被容九聿囚在偏院第五年,我第六个孩子死在临产当天。
疼得浑身痉挛时,我才知道所有产婆,都被他叫去给寡嫂接生。
连他都守在嫂嫂的院门外,半步不肯挪。
我的侍女拼了命要闯出去喊人救我,被侍卫一刀劈在门槛上。
她的血溅在我染血的裙摆上。
侍卫怕闹出人命,跑去通报。
只带回来容九聿一句,冰冷刺骨的话:
“等嫂嫂生了,我自然会派人过来。
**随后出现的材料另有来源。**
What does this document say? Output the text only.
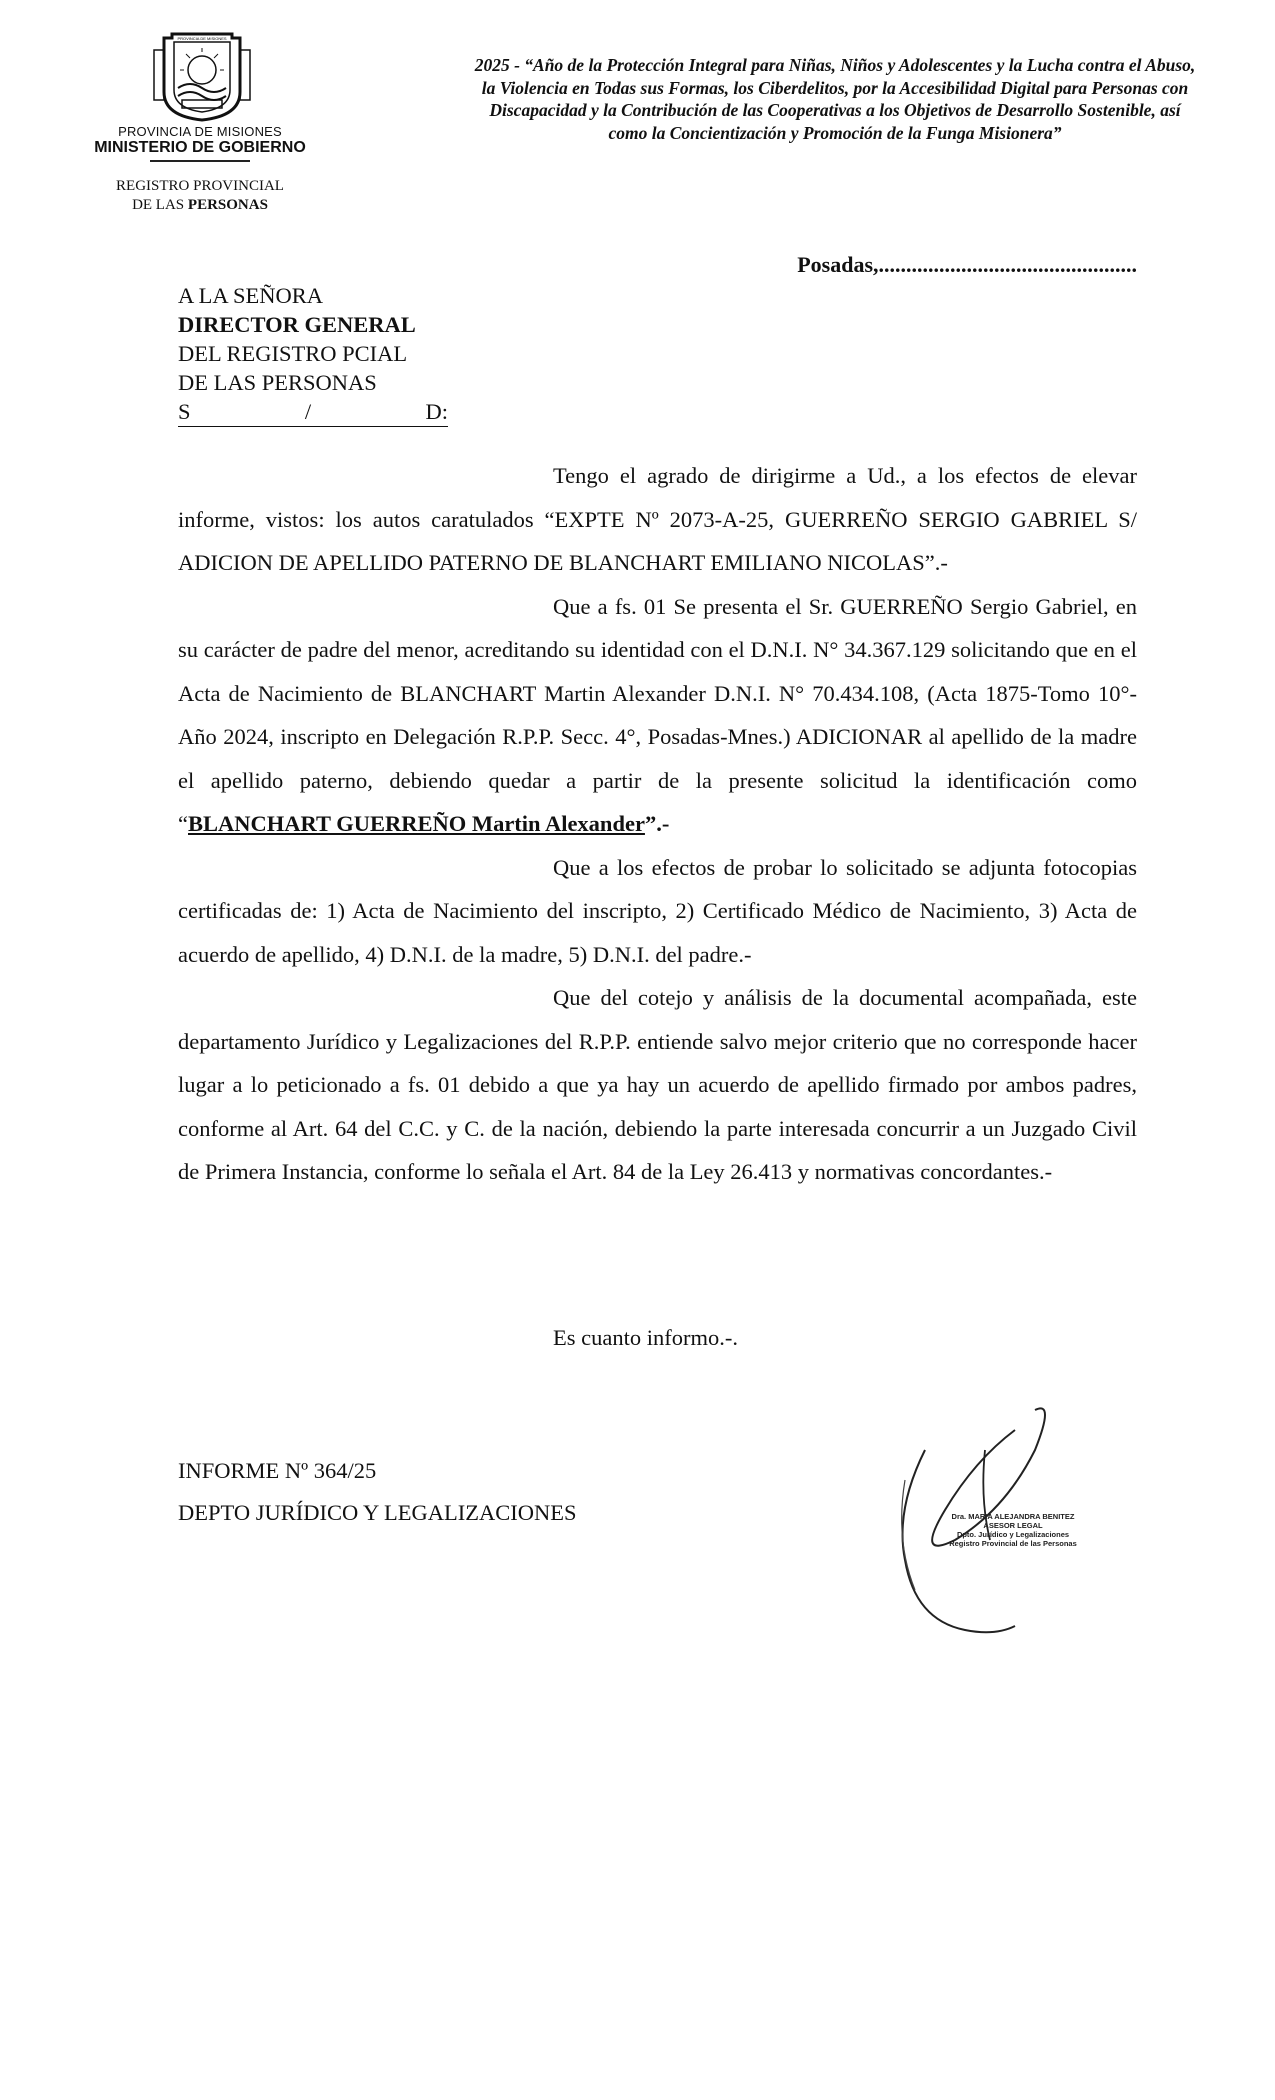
PROVINCIA DE MISIONES
PROVINCIA DE MISIONES
MINISTERIO DE GOBIERNO
REGISTRO PROVINCIAL
DE LAS PERSONAS
2025 - “Año de la Protección Integral para Niñas, Niños y Adolescentes y la Lucha contra el Abuso, la Violencia en Todas sus Formas, los Ciberdelitos, por la Accesibilidad Digital para Personas con Discapacidad y la Contribución de las Cooperativas a los Objetivos de Desarrollo Sostenible, así como la Concientización y Promoción de la Funga Misionera”
Posadas,...............................................
A LA SEÑORA
DIRECTOR GENERAL
DEL REGISTRO PCIAL
DE LAS PERSONAS
S	/	D:

Tengo el agrado de dirigirme a Ud., a los efectos de elevar informe, vistos: los autos caratulados “EXPTE Nº 2073-A-25, GUERREÑO SERGIO GABRIEL S/ ADICION DE APELLIDO PATERNO DE BLANCHART EMILIANO NICOLAS”.-

Que a fs. 01 Se presenta el Sr. GUERREÑO Sergio Gabriel, en su carácter de padre del menor, acreditando su identidad con el D.N.I. N° 34.367.129 solicitando que en el Acta de Nacimiento de BLANCHART Martin Alexander D.N.I. N° 70.434.108, (Acta 1875-Tomo 10°-Año 2024, inscripto en Delegación R.P.P. Secc. 4°, Posadas-Mnes.) ADICIONAR al apellido de la madre el apellido paterno, debiendo quedar a partir de la presente solicitud la identificación como “BLANCHART GUERREÑO Martin Alexander”.-

Que a los efectos de probar lo solicitado se adjunta fotocopias certificadas de: 1) Acta de Nacimiento del inscripto, 2) Certificado Médico de Nacimiento, 3) Acta de acuerdo de apellido, 4) D.N.I. de la madre, 5) D.N.I. del padre.-

Que del cotejo y análisis de la documental acompañada, este departamento Jurídico y Legalizaciones del R.P.P. entiende salvo mejor criterio que no corresponde hacer lugar a lo peticionado a fs. 01 debido a que ya hay un acuerdo de apellido firmado por ambos padres, conforme al Art. 64 del C.C. y C. de la nación, debiendo la parte interesada concurrir a un Juzgado Civil de Primera Instancia, conforme lo señala el Art. 84 de la Ley 26.413 y normativas concordantes.-

Es cuanto informo.-.
INFORME Nº 364/25
DEPTO JURÍDICO Y LEGALIZACIONES	Dra. MARIA ALEJANDRA BENITEZ
ASESOR LEGAL
Dpto. Jurídico y Legalizaciones
Registro Provincial de las Personas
”
“你忍一忍,孩子都在你肚子里都待了十个月了,不会有事……”
我摸着肚子,那点微弱的踢动,彻底没了。
我心如死灰,声音轻得像飘在风里:
“系统,带我回家吧。”
“他和孩子,我都不要了。”
……
冰冷的系统提示音响起:
脱离申请通过,七日后身死脱离世界。
产婆终于姗姗来迟,脸上带着笑意。
“侯爷说了,等夫人孩子生出来,正好给小世子做个伴。”
她们上前掀开染透的被褥,推出了孩子。
浑身青紫,小小一团,软软地躺在血水里,没有哭声。
我侧过头看过去。
孩子眉眼还没长开,可我瞧着,像极了他的父亲。
第六个孩子,也死了。
我抱起那团小小身子,撑着身子走到扶桑花下。
用手指刨土,碎石磨破了指尖,血渗进泥里,被雨水冲散。
把孩子放进去,覆上土,没有碑,没有名。
当夜我便起了高热。
浑浑噩噩间,耳边是婴儿的啼哭声,一声声唤着“娘亲”。
我想应,却张不开口。
门突然被踹开。
容九聿却拽住我的手腕,将我狠狠从床上拖下来。
后背撞上床沿,疼得我闷哼一声。
“裴月澜!你好大的胆子!”
“竟敢在嫂嫂的汤里下红花,你为了让她不能平安生产,就这般不择手段?!”
我抬头望着他那张脸,如今只觉陌生。
我淡淡看他一眼,不辩解,只是笑。
反正无论我说什么,他都不会信。
他信的人,从来只有陆凝香。
那位寡嫂,他求而不得的白月光。
第一次怀孕,陆凝香头疼,遍寻名医束手无策。
大师登门,掐指一算,最后指向我肚中的孩子冲撞了她。
当晚,容九聿亲手端来一碗堕胎药。
第二次怀孕,陆凝香被卷入一桩旧案,容九聿为保她清白,将罪名悉数扣在我头上。
家法九十九板,孩子打落的那一刻,血漫过了整张长凳,而我自此也幽禁偏院不得出。
……
直到第六次怀孕,我小心翼翼祈盼,撑到孩子终于快足月。
我也以为他终于愿意我平安生下这个孩子。
可这次寡嫂却有了身孕。
我也哭过闹过。
他却轻描淡写安抚我:“大哥待我不薄,我必须给他留个后。嫂嫂不容易,只有她先诞下一子,世子之位才能让给她孩子。”
现在我不想再争论了。
我的沉默却激怒了他。
他俯下身,捏住我的下巴,“你这般善妒的心肠,难怪你孩儿等不到嫂嫂生产便死了,都是叫你给克死的。”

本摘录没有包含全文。